Hi, guys. I am newbie with gosu and game development. I am making game with ruby and I want to make some collision detection. So I thought i can build optimal circle around an object into image. The image has black or transparent background and i have to find the distance between the farthest points of the object. Any suggestions? I thought i can save the image into bitmap and iterate trough the array and find these points but i can't do this with gosu.
For circular collisions you don't need any image,
Gosu.distance method should be enough.
But I don't have the positions of the farthest points. How to find them?
So you want to render this circle base on image's size? There's no optimal method for this.
But to calculate diameter of the circle, you can use
diameter = [image.width, image.height].max and then you need only a center point of the image, which should be position of your object.
Actually i want to find subimage's farthest points and use their distance as diameter. The image has some background and unit drawn over the background. I want to find the radius of the circle around the unit, not around the image.Is there any way to do this with some gem or i have to use some other tool to find these points?

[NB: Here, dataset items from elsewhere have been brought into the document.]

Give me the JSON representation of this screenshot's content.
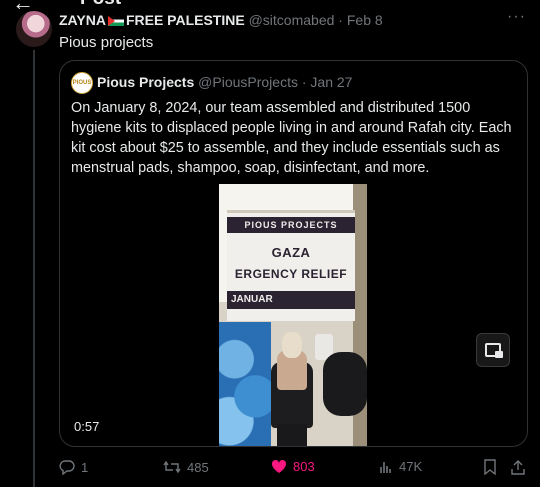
{
  "header": {
    "title": "Post",
    "back_icon": "arrow-left-icon"
  },
  "post": {
    "author_name": "ZAYNA",
    "author_suffix": "FREE PALESTINE",
    "handle": "@sitcomabed",
    "separator": "·",
    "date": "Feb 8",
    "more_label": "···",
    "text": "Pious projects"
  },
  "quote": {
    "avatar_text": "PIOUS",
    "author_name": "Pious Projects",
    "handle": "@PiousProjects",
    "separator": "·",
    "date": "Jan 27",
    "text": "On January 8, 2024, our team assembled and distributed 1500 hygiene kits to displaced people living in and around Rafah city. Each kit cost about $25 to assemble, and they include essentials such as menstrual pads, shampoo, soap, disinfectant, and more.",
    "video": {
      "duration": "0:57",
      "banner_top": "PIOUS PROJECTS",
      "banner_line1": "GAZA",
      "banner_line2": "ERGENCY RELIEF",
      "banner_bottom": "JANUAR"
    }
  },
  "actions": {
    "replies": "1",
    "reposts": "485",
    "likes": "803",
    "views": "47K",
    "like_color": "#f91880"
  }
}
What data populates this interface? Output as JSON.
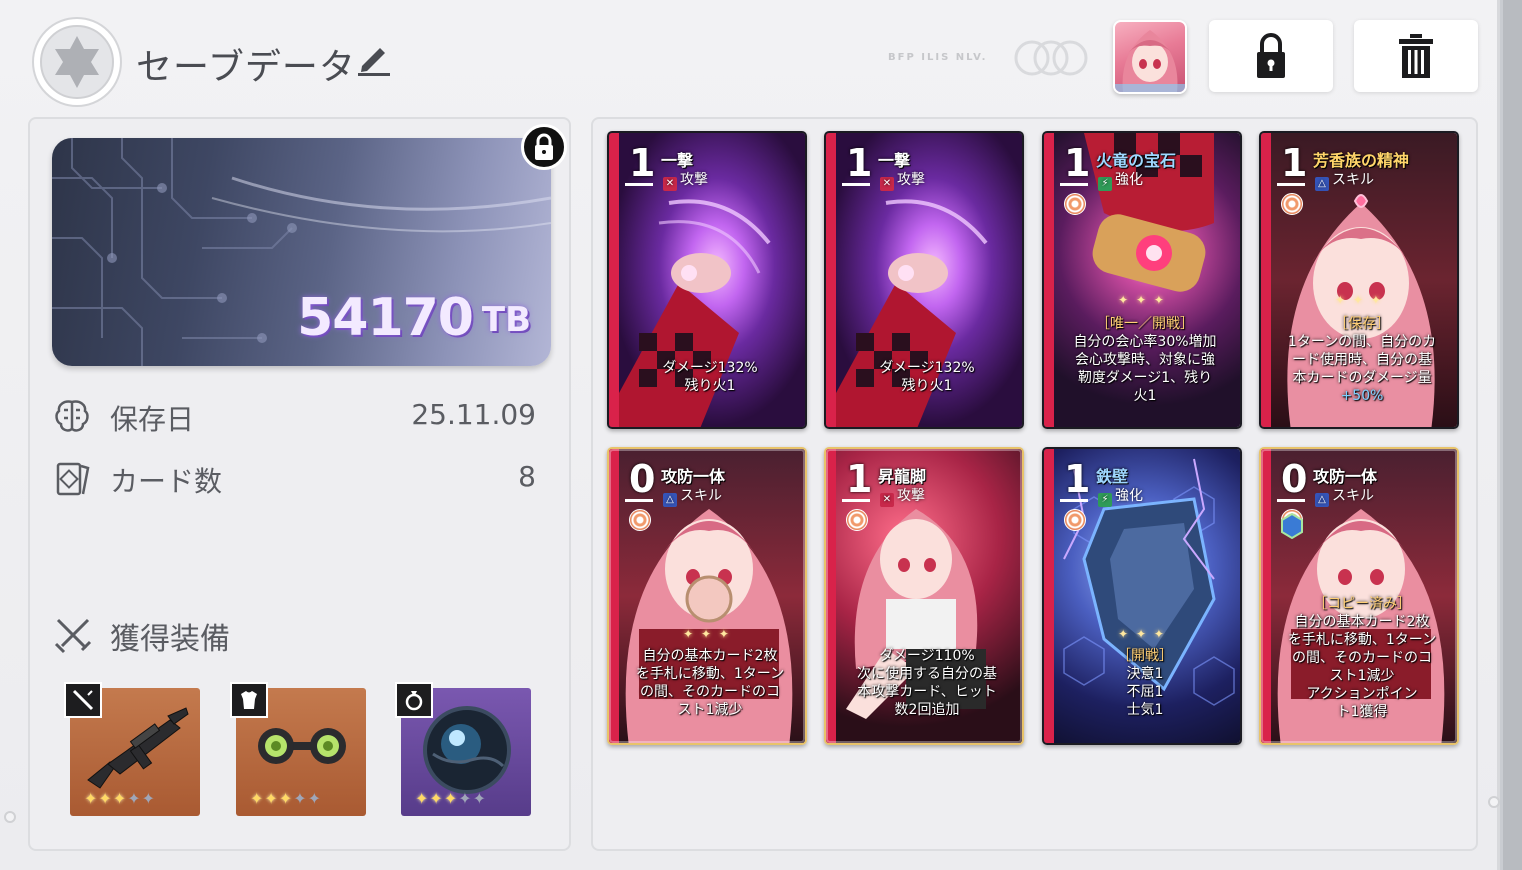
{
  "header": {
    "title": "セーブデータ",
    "faded_text": "BFP ILIS NLV.",
    "lock_icon": "lock-icon",
    "trash_icon": "trash-icon",
    "avatar": "character-avatar"
  },
  "storage": {
    "value": "54170",
    "unit": "TB"
  },
  "info": {
    "save_date_label": "保存日",
    "save_date_value": "25.11.09",
    "card_count_label": "カード数",
    "card_count_value": "8"
  },
  "equipment": {
    "title": "獲得装備",
    "items": [
      {
        "name": "rifle",
        "category_icon": "weapon-icon",
        "stars": 3,
        "max_stars": 5,
        "bg": "#b8663e"
      },
      {
        "name": "goggles",
        "category_icon": "armor-icon",
        "stars": 3,
        "max_stars": 5,
        "bg": "#b8663e"
      },
      {
        "name": "orb",
        "category_icon": "ring-icon",
        "stars": 3,
        "max_stars": 5,
        "bg": "#6a4c9c"
      }
    ]
  },
  "cards": [
    {
      "cost": "1",
      "name": "一撃",
      "type": "攻撃",
      "type_icon": "attack-icon",
      "desc_lines": [
        "ダメージ132%",
        "残り火1"
      ]
    },
    {
      "cost": "1",
      "name": "一撃",
      "type": "攻撃",
      "type_icon": "attack-icon",
      "desc_lines": [
        "ダメージ132%",
        "残り火1"
      ]
    },
    {
      "cost": "1",
      "name": "火竜の宝石",
      "type": "強化",
      "type_icon": "enhance-icon",
      "desc_lines": [
        "［唯一／開戦］",
        "自分の会心率30%増加",
        "会心攻撃時、対象に強",
        "靭度ダメージ1、残り",
        "火1"
      ]
    },
    {
      "cost": "1",
      "name": "芳香族の精神",
      "type": "スキル",
      "type_icon": "skill-icon",
      "desc_lines": [
        "［保存］",
        "1ターンの間、自分のカ",
        "ード使用時、自分の基",
        "本カードのダメージ量",
        "+50%"
      ]
    },
    {
      "cost": "0",
      "name": "攻防一体",
      "type": "スキル",
      "type_icon": "skill-icon",
      "desc_lines": [
        "自分の基本カード2枚",
        "を手札に移動、1ターン",
        "の間、そのカードのコ",
        "スト1減少"
      ]
    },
    {
      "cost": "1",
      "name": "昇龍脚",
      "type": "攻撃",
      "type_icon": "attack-icon",
      "desc_lines": [
        "ダメージ110%",
        "次に使用する自分の基",
        "本攻撃カード、ヒット",
        "数2回追加"
      ]
    },
    {
      "cost": "1",
      "name": "鉄壁",
      "type": "強化",
      "type_icon": "enhance-icon",
      "desc_lines": [
        "［開戦］",
        "決意1",
        "不屈1",
        "士気1"
      ]
    },
    {
      "cost": "0",
      "name": "攻防一体",
      "type": "スキル",
      "type_icon": "skill-icon",
      "desc_lines": [
        "［コピー済み］",
        "自分の基本カード2枚",
        "を手札に移動、1ターン",
        "の間、そのカードのコ",
        "スト1減少",
        "アクションポイン",
        "ト1獲得"
      ]
    }
  ]
}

You can read individual pixel colour values in Gosu with the texplay (or ashton) gem.
You can also use
Gosu::Image#to_blob which will give you a binary string of width * height RGBA quads. You can ignore the RGB bytes and simply look at the alpha channel of each pixel to perform your calculation.
In any case, looping over individual pixels will be very, very slow in Ruby, so you should probably make this part of your build process and ship the game with precompiled values (if that is possible for what you want to achieve).
Thank you guys, this is what I am looking for. Actually I knew about these decisions but I wasn't sure if i can use them. I was hoping to find ready function about this what I want, but now when I know that it can be done my problem is solved. :)
A much easier way seems to be to just cut your images down to the size they are, as in dn't leave transparent pixels on sides where they don't need to be. Then, drw them from center to always get expected results, and do your distance calculations based on something like this:
# for square sprites only:
r = width / 2 * 1.4
# for sprites with different width and height values:
r = width > height ? width / 2 * 1.4 : height / 2 * 1.4
For efficiency, you should replace the '/ 2 * 1.4' with '0.7'. What this whole thing does is getting the length of the longest diagonal to be used as a radius for circular calculations.
At the beginning I will do what you said, but lately I will have to change this, because the circle built in your way won't be the optimal circle... if I cut the images in that way, it will be better just to use rectangle for the collision detection. Let't say we have 5 width and 5 height, then my circle will have about 7 diameter. But if the object is sphere then the optimal diameter will be 5, no 7.
Wait a moment, your second formula is wrong. Let's say we have height 30 and width 10 so the diagonal is about 32, then the radius about 16.. But with your formula the radius is 21. This *1.4 works only for square, not for rectangle.
You're right, it would require a compensation for the shorter side for such extreme values. However, you would need almost-square images anyhow for this method, as you're going to use a radius formula afterwards.
It's of course no perfect way, or one that handles all exceptions, just 'the next best thing' before pixel-wise checking - nevermind for collisions, which have to be real time.